Robert v. Aircraft Inv. Co., Inc.

1998 ND 62, 575 N.W.2d 672, 1998 N.D. LEXIS 68, 1998 WL 134040
CourtNorth Dakota Supreme Court
DecidedMarch 26, 1998
DocketCivil 970219
StatusPublished
Cited by19 cases

This text of 1998 ND 62 (Robert v. Aircraft Inv. Co., Inc.) is published on Counsel Stack Legal Research, covering North Dakota Supreme Court primary law. Counsel Stack provides free access to over 12 million legal documents including statutes, case law, regulations, and constitutions.

Bluebook
Robert v. Aircraft Inv. Co., Inc., 1998 ND 62, 575 N.W.2d 672, 1998 N.D. LEXIS 68, 1998 WL 134040 (N.D. 1998).

Opinion

MESCHKE, Justice.

[¶ 1] Aircraft Investment Co., Inc. (AIC) appealed a judgment ordering it to pay $69,-891.72 in damages and costs to Brian Robert for AIC’s negligent failure to install a part when it replaced an aircraft engine. We affirm.

[¶2] Robert, a crop sprayer for over 30 years, purchased an Ag-Cat plane in July 1983 for $45,000.00 to use in his business, Robert’s Aerial Service, Inc. In 1991, after nearly 864 hours of use as a spray plane, the Ag-Cat was running poorly, and Robert took it to AIC for repairs. After testing, AIC recommended the engine be replaced, and Robert agreed to have AIC install a “new” rebuilt engine. Robert located a replacement engine at Sky Tractor Supply, and AIC installed it between July 24 and August 2, 1991.

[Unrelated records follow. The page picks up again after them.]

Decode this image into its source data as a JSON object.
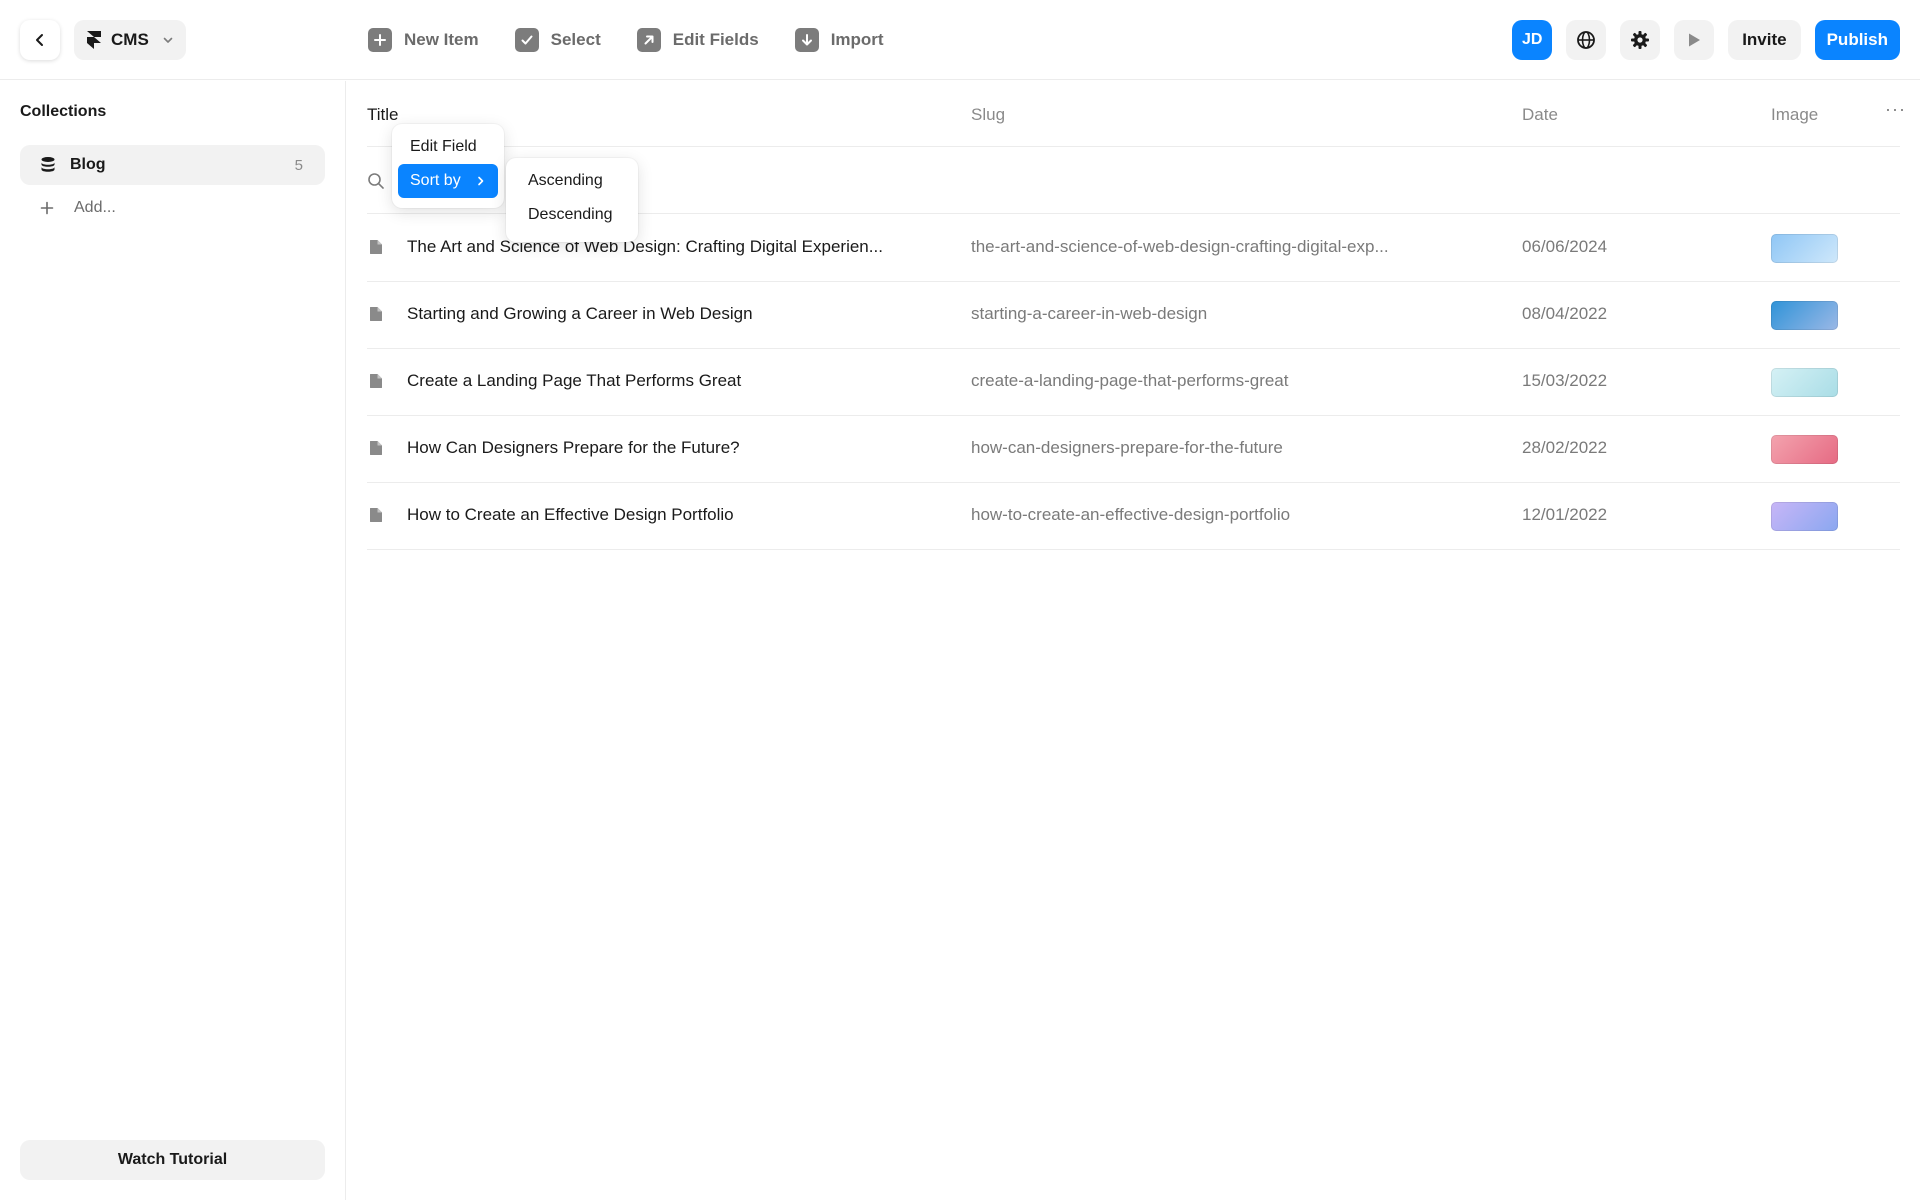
{
  "header": {
    "cms_label": "CMS",
    "toolbar": [
      {
        "label": "New Item",
        "icon": "plus-icon"
      },
      {
        "label": "Select",
        "icon": "checkbox-icon"
      },
      {
        "label": "Edit Fields",
        "icon": "arrow-up-right-icon"
      },
      {
        "label": "Import",
        "icon": "arrow-down-icon"
      }
    ],
    "avatar_initials": "JD",
    "invite_label": "Invite",
    "publish_label": "Publish"
  },
  "sidebar": {
    "title": "Collections",
    "collections": [
      {
        "name": "Blog",
        "count": "5"
      }
    ],
    "add_label": "Add...",
    "watch_tutorial_label": "Watch Tutorial"
  },
  "table": {
    "columns": {
      "title": "Title",
      "slug": "Slug",
      "date": "Date",
      "image": "Image"
    },
    "more_label": "···",
    "search_value": "",
    "rows": [
      {
        "title": "The Art and Science of Web Design: Crafting Digital Experien...",
        "slug": "the-art-and-science-of-web-design-crafting-digital-exp...",
        "date": "06/06/2024",
        "thumb_colors": [
          "#8fc6f5",
          "#cfe8fb"
        ]
      },
      {
        "title": "Starting and Growing a Career in Web Design",
        "slug": "starting-a-career-in-web-design",
        "date": "08/04/2022",
        "thumb_colors": [
          "#2f93d8",
          "#9bb8e6"
        ]
      },
      {
        "title": "Create a Landing Page That Performs Great",
        "slug": "create-a-landing-page-that-performs-great",
        "date": "15/03/2022",
        "thumb_colors": [
          "#d5f1f5",
          "#a9dde6"
        ]
      },
      {
        "title": "How Can Designers Prepare for the Future?",
        "slug": "how-can-designers-prepare-for-the-future",
        "date": "28/02/2022",
        "thumb_colors": [
          "#f3a3ae",
          "#e66a83"
        ]
      },
      {
        "title": "How to Create an Effective Design Portfolio",
        "slug": "how-to-create-an-effective-design-portfolio",
        "date": "12/01/2022",
        "thumb_colors": [
          "#c8b6f7",
          "#8aa7f0"
        ]
      }
    ]
  },
  "context_menu": {
    "items": [
      "Edit Field",
      "Sort by"
    ],
    "active_item": "Sort by",
    "submenu": [
      "Ascending",
      "Descending"
    ]
  },
  "colors": {
    "accent": "#0a84ff",
    "muted_text": "#7a7a7a",
    "surface": "#f2f2f2"
  }
}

[¶ 3] Robert then used the Ag-Cat for nearly 700 hours more crop spraying when, in late May or early June 1995, he noticed the propeller assembly was leaking oil. Robert’s mechanic, Edward Martin, investigated the leak and removed the propeller. On removal, Martin discovered the rear cone was missing from the propeller assembly and the crankshaft was damaged. Because the propeller had not been removed since the 1991 engine replacement by AIC, Robert believed the cone was missing from AIC’s negligent failure to install it when they replaced the engine.

[¶ 4] Robert contacted AIC and waited to hear from it on the missing cone and the resulting damage to the engine. While waiting, Robert rented a plane from Riddell Plying Service, Inc. to replace the damaged Ag-Cat for the remainder of the 1995 crop spraying season. As needed, Robert also hired other planes and pilots for specific spraying jobs.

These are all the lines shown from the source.